The last few days have been re-adjusting to being back from an awesome family vacation.. working again. The first few days are always the hardest. The time off gave me alot of time to think.. and much like many people, my thoughts driftto the past. People that have made an impact on me. In those moments and relationships were alot of life changing moments… good and bad. I was also going through old emails and found some from an ex-significant other (we’ll call it that to protect the innocent). While reading I remembered where I was in my life when I read it the first time. A few pages through the email folder, continuing to read, I was able to create a mental time-line of our relationship. I watched the emails go from adoration and courtship, to familiarity, to hurt, and finally to hatred and disgust. A relationship, full circle.

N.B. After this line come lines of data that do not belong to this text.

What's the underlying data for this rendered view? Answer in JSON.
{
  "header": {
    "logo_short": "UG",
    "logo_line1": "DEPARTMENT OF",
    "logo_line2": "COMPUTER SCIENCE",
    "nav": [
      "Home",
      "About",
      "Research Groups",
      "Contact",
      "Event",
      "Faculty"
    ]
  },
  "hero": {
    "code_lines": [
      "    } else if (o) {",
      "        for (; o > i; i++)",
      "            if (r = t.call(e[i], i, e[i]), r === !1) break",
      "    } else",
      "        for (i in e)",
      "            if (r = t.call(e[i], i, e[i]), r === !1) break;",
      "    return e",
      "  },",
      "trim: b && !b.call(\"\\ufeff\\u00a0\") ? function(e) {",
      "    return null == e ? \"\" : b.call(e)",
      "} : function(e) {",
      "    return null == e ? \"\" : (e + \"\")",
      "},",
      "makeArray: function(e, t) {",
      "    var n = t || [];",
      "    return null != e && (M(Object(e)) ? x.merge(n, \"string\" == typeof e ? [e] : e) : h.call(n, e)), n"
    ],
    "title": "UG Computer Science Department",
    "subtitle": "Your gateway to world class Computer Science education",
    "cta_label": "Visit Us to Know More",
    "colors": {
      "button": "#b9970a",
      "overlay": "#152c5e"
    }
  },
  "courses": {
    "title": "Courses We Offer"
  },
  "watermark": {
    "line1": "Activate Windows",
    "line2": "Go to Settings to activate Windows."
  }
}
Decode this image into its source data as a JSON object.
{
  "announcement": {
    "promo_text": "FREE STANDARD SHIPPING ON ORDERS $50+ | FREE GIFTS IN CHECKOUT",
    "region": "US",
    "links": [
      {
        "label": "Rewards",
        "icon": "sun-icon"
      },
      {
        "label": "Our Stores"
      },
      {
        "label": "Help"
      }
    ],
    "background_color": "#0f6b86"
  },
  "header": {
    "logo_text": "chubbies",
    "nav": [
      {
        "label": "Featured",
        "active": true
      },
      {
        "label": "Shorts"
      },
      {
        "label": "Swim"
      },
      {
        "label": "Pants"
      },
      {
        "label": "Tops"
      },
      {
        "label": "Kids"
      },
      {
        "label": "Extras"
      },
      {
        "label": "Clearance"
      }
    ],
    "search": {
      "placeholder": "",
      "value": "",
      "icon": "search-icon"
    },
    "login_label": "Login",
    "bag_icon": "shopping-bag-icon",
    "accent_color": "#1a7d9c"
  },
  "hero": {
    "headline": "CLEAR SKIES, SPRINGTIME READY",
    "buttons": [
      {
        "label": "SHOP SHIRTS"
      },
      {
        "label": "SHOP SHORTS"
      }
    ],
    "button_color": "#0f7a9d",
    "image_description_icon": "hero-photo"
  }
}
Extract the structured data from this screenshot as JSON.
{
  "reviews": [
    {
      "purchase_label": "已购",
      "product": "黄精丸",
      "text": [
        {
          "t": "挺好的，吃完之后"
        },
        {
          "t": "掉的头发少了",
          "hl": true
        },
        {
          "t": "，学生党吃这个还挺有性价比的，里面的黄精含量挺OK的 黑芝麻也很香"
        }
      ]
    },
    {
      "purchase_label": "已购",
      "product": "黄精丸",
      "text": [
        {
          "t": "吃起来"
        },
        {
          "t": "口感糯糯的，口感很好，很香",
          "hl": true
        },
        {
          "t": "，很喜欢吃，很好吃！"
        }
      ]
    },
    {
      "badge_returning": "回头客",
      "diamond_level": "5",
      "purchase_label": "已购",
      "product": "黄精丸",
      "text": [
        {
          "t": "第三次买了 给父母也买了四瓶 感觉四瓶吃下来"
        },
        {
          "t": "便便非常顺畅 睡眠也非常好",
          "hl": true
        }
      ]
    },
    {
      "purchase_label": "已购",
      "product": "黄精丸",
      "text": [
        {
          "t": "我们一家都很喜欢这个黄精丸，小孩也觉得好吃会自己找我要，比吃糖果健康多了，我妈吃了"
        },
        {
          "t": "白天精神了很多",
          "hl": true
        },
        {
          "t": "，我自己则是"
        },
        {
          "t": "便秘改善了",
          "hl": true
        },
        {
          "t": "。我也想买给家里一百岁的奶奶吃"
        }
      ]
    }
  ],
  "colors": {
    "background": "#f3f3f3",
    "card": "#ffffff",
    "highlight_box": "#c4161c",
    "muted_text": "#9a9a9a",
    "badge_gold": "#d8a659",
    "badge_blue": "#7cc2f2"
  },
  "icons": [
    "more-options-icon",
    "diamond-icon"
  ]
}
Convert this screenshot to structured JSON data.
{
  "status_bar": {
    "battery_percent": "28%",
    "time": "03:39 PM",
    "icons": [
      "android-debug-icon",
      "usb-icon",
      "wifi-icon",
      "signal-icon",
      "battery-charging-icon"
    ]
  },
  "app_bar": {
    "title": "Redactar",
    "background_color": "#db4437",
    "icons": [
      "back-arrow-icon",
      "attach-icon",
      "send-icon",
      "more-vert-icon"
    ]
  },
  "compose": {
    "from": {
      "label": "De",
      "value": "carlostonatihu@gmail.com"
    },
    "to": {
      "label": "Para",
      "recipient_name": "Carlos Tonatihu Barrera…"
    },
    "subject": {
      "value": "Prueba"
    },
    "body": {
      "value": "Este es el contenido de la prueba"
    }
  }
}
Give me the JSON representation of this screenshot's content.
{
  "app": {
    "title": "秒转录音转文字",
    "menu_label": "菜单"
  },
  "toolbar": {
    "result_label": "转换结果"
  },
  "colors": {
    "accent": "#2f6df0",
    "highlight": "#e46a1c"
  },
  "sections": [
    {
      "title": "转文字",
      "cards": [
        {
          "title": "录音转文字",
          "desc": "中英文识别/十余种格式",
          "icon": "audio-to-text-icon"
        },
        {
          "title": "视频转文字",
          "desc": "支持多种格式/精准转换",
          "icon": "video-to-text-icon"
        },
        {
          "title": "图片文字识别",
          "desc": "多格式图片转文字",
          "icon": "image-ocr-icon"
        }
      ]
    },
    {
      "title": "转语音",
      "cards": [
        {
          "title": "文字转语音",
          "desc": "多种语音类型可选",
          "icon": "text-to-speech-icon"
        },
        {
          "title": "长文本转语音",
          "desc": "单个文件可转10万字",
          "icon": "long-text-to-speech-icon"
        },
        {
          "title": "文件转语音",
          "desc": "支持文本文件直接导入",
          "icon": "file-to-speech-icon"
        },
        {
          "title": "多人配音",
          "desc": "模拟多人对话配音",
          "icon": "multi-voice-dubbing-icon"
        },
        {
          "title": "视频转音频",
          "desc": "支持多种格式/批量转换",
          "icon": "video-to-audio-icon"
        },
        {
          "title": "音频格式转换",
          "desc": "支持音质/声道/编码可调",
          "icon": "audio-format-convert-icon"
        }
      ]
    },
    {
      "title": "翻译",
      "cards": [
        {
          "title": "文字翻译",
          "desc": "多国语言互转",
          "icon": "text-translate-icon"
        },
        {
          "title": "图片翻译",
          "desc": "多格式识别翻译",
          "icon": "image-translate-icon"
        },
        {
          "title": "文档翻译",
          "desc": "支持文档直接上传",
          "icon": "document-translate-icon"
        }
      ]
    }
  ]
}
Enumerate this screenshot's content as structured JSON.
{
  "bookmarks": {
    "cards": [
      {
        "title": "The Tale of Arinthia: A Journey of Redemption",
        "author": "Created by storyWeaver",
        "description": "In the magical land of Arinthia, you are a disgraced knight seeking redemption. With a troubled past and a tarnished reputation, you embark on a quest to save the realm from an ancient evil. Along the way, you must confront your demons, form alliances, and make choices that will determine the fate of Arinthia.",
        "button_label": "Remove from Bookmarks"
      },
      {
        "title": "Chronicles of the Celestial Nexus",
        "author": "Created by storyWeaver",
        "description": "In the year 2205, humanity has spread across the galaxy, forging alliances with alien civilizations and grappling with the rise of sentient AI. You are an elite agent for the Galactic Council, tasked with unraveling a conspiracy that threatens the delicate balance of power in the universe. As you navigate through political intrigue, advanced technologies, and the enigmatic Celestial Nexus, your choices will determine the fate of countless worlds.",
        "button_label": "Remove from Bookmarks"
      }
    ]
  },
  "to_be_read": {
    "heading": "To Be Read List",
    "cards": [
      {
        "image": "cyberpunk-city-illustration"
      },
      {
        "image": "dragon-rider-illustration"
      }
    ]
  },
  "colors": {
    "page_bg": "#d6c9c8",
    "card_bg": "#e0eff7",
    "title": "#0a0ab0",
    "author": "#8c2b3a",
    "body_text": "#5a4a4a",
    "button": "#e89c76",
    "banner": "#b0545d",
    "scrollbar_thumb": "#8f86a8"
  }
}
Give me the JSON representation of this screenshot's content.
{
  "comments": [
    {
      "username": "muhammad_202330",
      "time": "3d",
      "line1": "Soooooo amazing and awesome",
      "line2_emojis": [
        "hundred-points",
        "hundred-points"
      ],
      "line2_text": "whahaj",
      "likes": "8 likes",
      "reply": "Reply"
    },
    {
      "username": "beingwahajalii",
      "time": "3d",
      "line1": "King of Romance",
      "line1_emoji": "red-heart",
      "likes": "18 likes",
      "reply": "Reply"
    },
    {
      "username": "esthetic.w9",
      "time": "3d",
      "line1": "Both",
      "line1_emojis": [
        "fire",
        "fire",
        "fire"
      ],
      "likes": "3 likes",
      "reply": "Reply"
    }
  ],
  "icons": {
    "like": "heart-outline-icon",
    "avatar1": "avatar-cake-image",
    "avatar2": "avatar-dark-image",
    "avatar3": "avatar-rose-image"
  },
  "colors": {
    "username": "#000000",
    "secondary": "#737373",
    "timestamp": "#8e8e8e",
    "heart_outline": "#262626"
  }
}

When I began this relationship I did it for the wrong reasons, and was not yet mature enough to know what all the right reasons for hanging on to a relationship are. I was in love, but not aware of what it meant to actually love someone.. unconditionally. The reason for the high divorce rate in our country, I believe, is that instead of promising to love someone till you die, you promise to love them until you find something that you can’t stand about them, something you can’t change about them, or someone you think is better. I chose to end the relationship without much of a fight, justifying it with reasons why he would hurt me soon, why he did hurt me, why we wouldn’t work out much longer. I broke him, completely. I deal with guilt, alot of it.
That brings me to the lastemail I read, he had written a blog about his progress from moving on from what used to be his “family”. In it he challenged everyone to find someone to love, unconditionally. Someone that you had to make the conscience effort to give your heart to, knowing they may not return it whole. I still struggle with what happened, and have been forgiven by him, but now work quite often to continue to forgive myself. I wonder if my wanting to reach people is partially my own guilty conscience trying to right a past wrong. Or is it that this very broken relationship and the experiences that came along with it changed to way I view love and sharing it.
So every day, I choose to love, choosing to put myself out there, willing to get hurt, beat and broken every single time. Because without the risk, there is no reward. And without someone choosing to love me unconditionally, I would be nothing.